The U.S. Department of Justice (DOJ) has stepped up its pursuit of healthcare providers for failing to provide adequate service to persons who are deaf or hearing-impaired. In May, the DOJ announced multiple settlements with healthcare providers including a hospital, rehabilitation centers, an ear, nose, and throat practice, and a sports medicine center. The DOJ investigations were in response to patients’ complaints after healthcare providers denied the patients’ requests for American Sign Language interpreters at the providers’ expense during treatment.

These settlements follow the DOJ’s “Barrier Free Health Care Initiative” instituted in summer 2012, aimed at ensuring that healthcare providers provide effective communication to people who are deaf or have significant hearing loss. In partnership with the Civil Rights Division and more than 40 U.S. Attorney’s offices across the country, the Initiative is aimed at enforcing provisions of the Americans with Disabilities Act and the Rehabilitation Act which require healthcare providers (and others) to ensure that their communications with people with hearing disabilities are as effective as their communication with people without disabilities. To meet this obligation, healthcare providers must provide appropriate auxiliary aids and services unless:

  1. it would create an undue burden; or
  2. it would fundamentally alter the service being provided.

Healthcare providers may not charge the individual with a disability for the cost of auxiliary aids or services, including sign language interpreters.

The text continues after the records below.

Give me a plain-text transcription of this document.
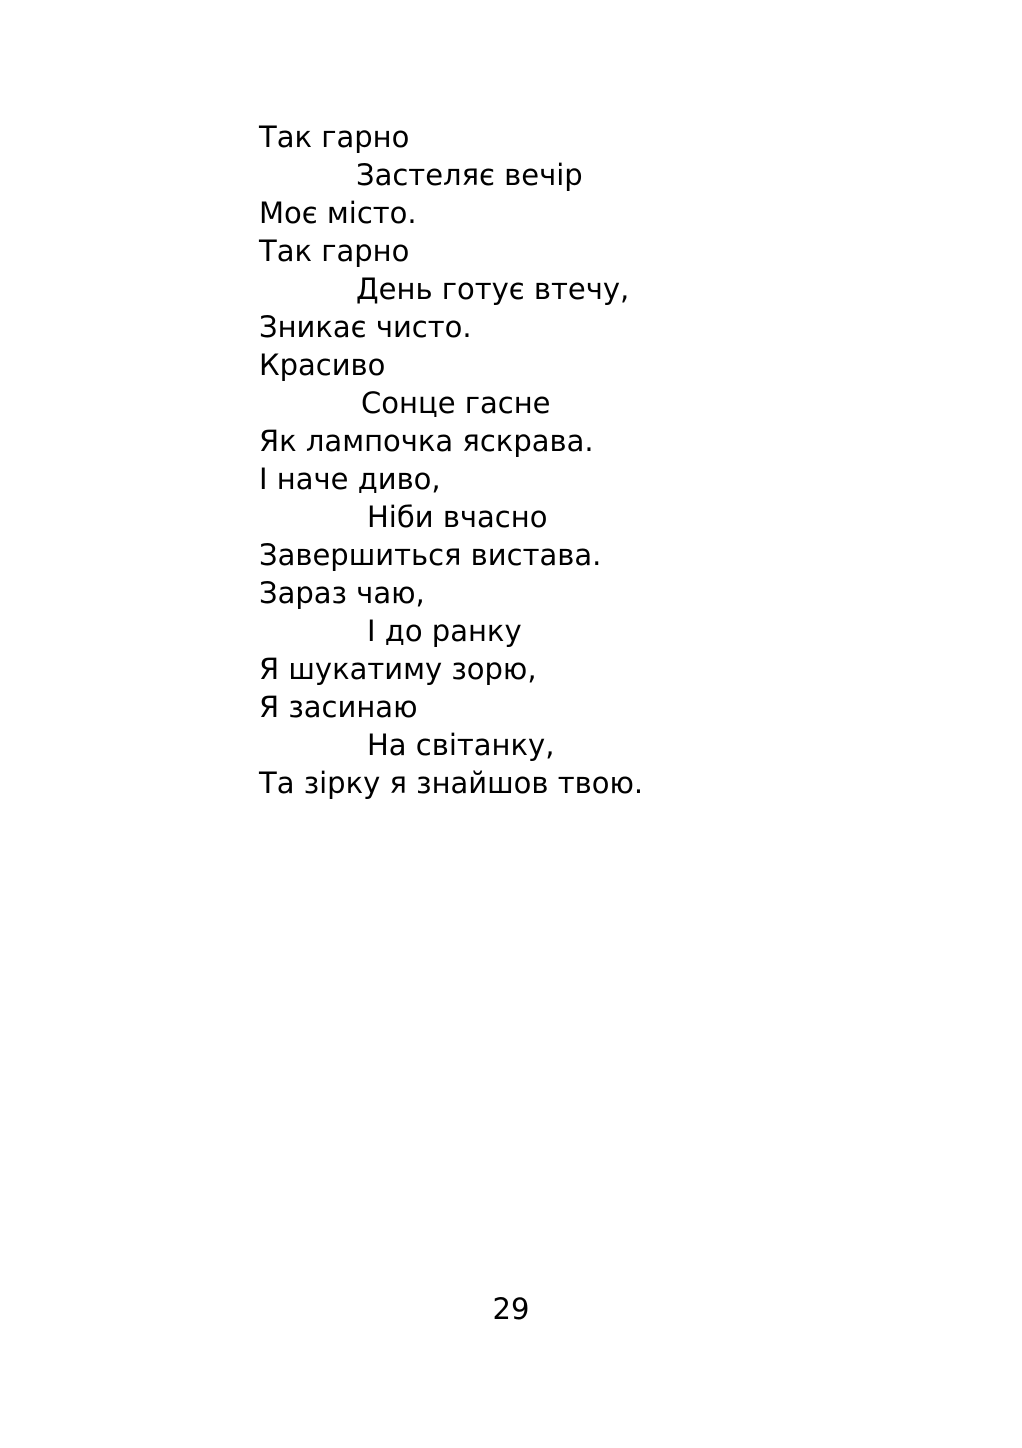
Так гарно
Застеляє вечір
Моє місто.
Так гарно
День готує втечу,
Зникає чисто.
Красиво
Сонце гасне
Як лампочка яскрава.
І наче диво,
Ніби вчасно
Завершиться вистава.
Зараз чаю,
І до ранку
Я шукатиму зорю,
Я засинаю
На світанку,
Та зірку я знайшов твою.
29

The eight settlement agreements reached to date require each provider, among other things, to:

  • provide appropriate auxiliary aids and services unless it would result in an undue burden or fundamental alteration of the service;
  • document the determination of what auxiliary aids or services are appropriate in consultation with the person with the disability, using established factors and a defined timeline;
  • perform a communications assessment and document the results in the patient’s chart;
  • post conspicuous notices about the availability of qualified interpreters free of charge for patients, family members and companions
  • log each request for auxiliary services;
  • provide mandatory training to personnel annually; and
  • submit to three years of DOJ oversight.

Healthcare providers should implement many of these steps now, including training staff on dealing with patients with hearing disabilities in compliance with the law. Those who are using electronic health records should adapt their EMR systems to allow for appropriate documentation of the initial and ongoing assessment, the patient’s preferred mode of communication, and the auxiliary aids provided.